Après le beau texte Cette roue qui nous emporte, dont la construction, fragmentée en archipel, m’a beaucoup séduit, l’ouvrage se termine par un texte qui se situe en 2025, après l’adoption par l’Assemblée Nationale de l’I.V.V., l’Interruption Volontaire de Vie. L’auteur y plante le décor de l’établissement dans lequel se rend Marianne, accompagné de son époux, afin d’y achever sa vie. C’est, nous confie le narrateur, sur le premier mouvement du concerto pour violon de Berg, A la mémoire d’un ange, que « sans un spasme, sans une contraction, sa main relâcha doucement son étreinte et s’ouvrit, paume vers le ciel. J’attendis l’ultime murmure de la dernière note tenue du violon, posai mes lèvres sur sa bouche encore tiède, arrangeai, une dernière fois, une mèche de ses cheveux, et sortis, sans rencontrer personne. »

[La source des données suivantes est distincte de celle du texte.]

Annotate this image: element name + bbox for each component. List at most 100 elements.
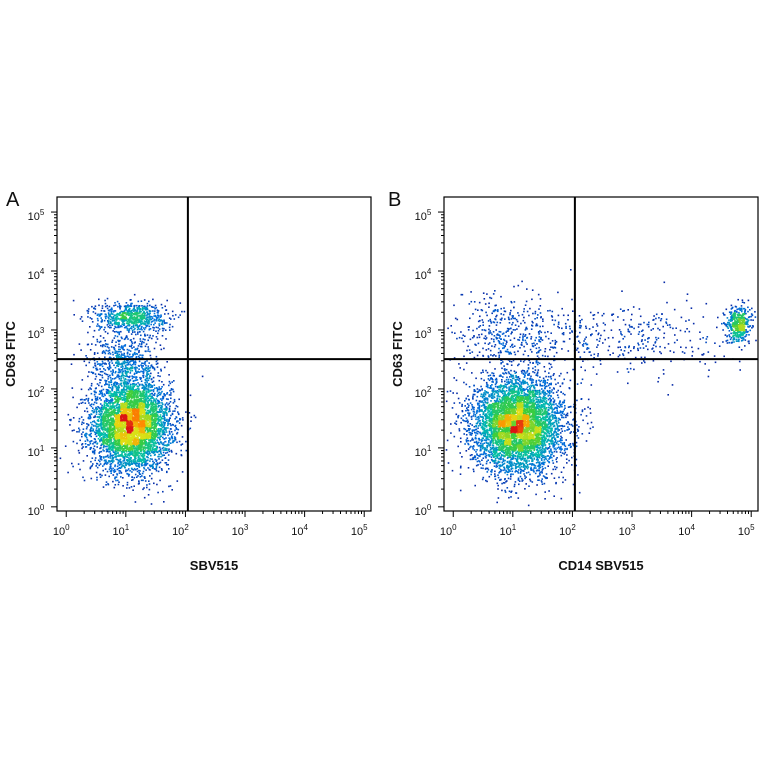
event-dot (144, 446, 147, 449)
event-dot (105, 484, 107, 486)
event-dot (126, 487, 128, 489)
event-dot (153, 430, 155, 432)
event-dot (118, 391, 121, 393)
event-dot (163, 347, 165, 350)
event-dot (151, 421, 154, 423)
event-dot (107, 483, 109, 485)
event-dot (115, 458, 117, 460)
event-dot (104, 474, 107, 476)
event-dot (128, 310, 130, 312)
event-dot (102, 350, 105, 352)
event-dot (152, 415, 154, 417)
event-dot (141, 415, 144, 417)
event-dot (86, 426, 88, 428)
event-dot (110, 399, 113, 402)
event-dot (131, 391, 134, 394)
event-dot (153, 347, 156, 350)
event-dot (96, 323, 99, 325)
event-dot (133, 403, 136, 405)
event-dot (94, 362, 96, 365)
event-dot (116, 362, 119, 364)
event-dot (185, 449, 188, 452)
event-dot (111, 374, 114, 376)
event-dot (164, 417, 166, 419)
event-dot (110, 446, 113, 448)
event-dot (124, 400, 127, 402)
event-dot (145, 418, 148, 421)
event-dot (101, 344, 104, 346)
event-dot (108, 413, 111, 415)
event-dot (140, 479, 143, 482)
event-dot (128, 309, 130, 311)
event-dot (96, 352, 99, 354)
event-dot (149, 441, 151, 444)
event-dot (118, 408, 121, 410)
event-dot (124, 389, 127, 391)
event-dot (133, 328, 135, 331)
event-dot (123, 495, 125, 497)
event-dot (129, 311, 132, 313)
event-dot (136, 304, 138, 307)
event-dot (140, 300, 143, 302)
event-dot (114, 449, 117, 452)
event-dot (109, 442, 111, 445)
event-dot (133, 406, 135, 409)
event-dot (114, 464, 116, 466)
event-dot (159, 419, 162, 422)
event-dot (69, 419, 71, 421)
event-dot (138, 305, 140, 307)
event-dot (138, 469, 140, 472)
event-dot (128, 473, 131, 476)
event-dot (113, 438, 115, 440)
event-dot (120, 466, 123, 469)
event-dot (146, 318, 148, 321)
event-dot (122, 462, 125, 465)
event-dot (107, 352, 110, 355)
event-dot (109, 396, 112, 399)
event-dot (106, 430, 108, 433)
event-dot (148, 323, 150, 325)
event-dot (107, 332, 109, 335)
event-dot (128, 349, 130, 352)
event-dot (121, 454, 124, 457)
event-dot (123, 455, 126, 458)
event-dot (161, 424, 164, 426)
event-dot (107, 312, 110, 314)
event-dot (131, 476, 133, 478)
event-dot (113, 382, 115, 385)
event-dot (125, 388, 128, 390)
event-dot (180, 424, 183, 427)
event-dot (90, 477, 93, 480)
event-dot (99, 414, 102, 417)
event-dot (114, 397, 116, 400)
event-dot (137, 321, 140, 324)
event-dot (96, 466, 99, 469)
event-dot (123, 349, 125, 351)
event-dot (114, 484, 117, 486)
event-dot (156, 394, 159, 396)
event-dot (102, 427, 104, 430)
event-dot (102, 449, 104, 451)
event-dot (142, 312, 144, 315)
event-dot (81, 379, 84, 381)
event-dot (136, 387, 139, 390)
event-dot (154, 458, 157, 461)
event-dot (141, 316, 143, 319)
event-dot (154, 304, 157, 307)
event-dot (99, 313, 102, 315)
event-dot (131, 325, 133, 328)
event-dot (156, 462, 159, 464)
event-dot (136, 307, 138, 309)
event-dot (116, 335, 119, 338)
event-dot (160, 314, 162, 316)
event-dot (166, 445, 168, 447)
event-dot (116, 365, 118, 367)
event-dot (137, 328, 140, 330)
event-dot (157, 332, 159, 335)
event-dot (169, 410, 171, 412)
event-dot (129, 299, 132, 301)
event-dot (135, 361, 137, 364)
event-dot (141, 386, 144, 389)
event-dot (164, 448, 166, 450)
event-dot (123, 389, 125, 391)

Nous pouvons lire encore, dans l’Avant-propos du recueil, qu' »outre leur intérêt documentaire, les récits émaillés de ruptures tiendront le lecteur en haleine. » En cela, le recueil de Jean-Pierre Schamber tient parfaitement ses promesses. On sort de la lecture de cet ouvrage (inscrit dans son époque et capable d’en rendre les vibrations sismiques) en même temps troublé et un peu étourdi, avec aussi le sentiment que son auteur a joué, et tout à fait utilement, son devoir d’écrivain.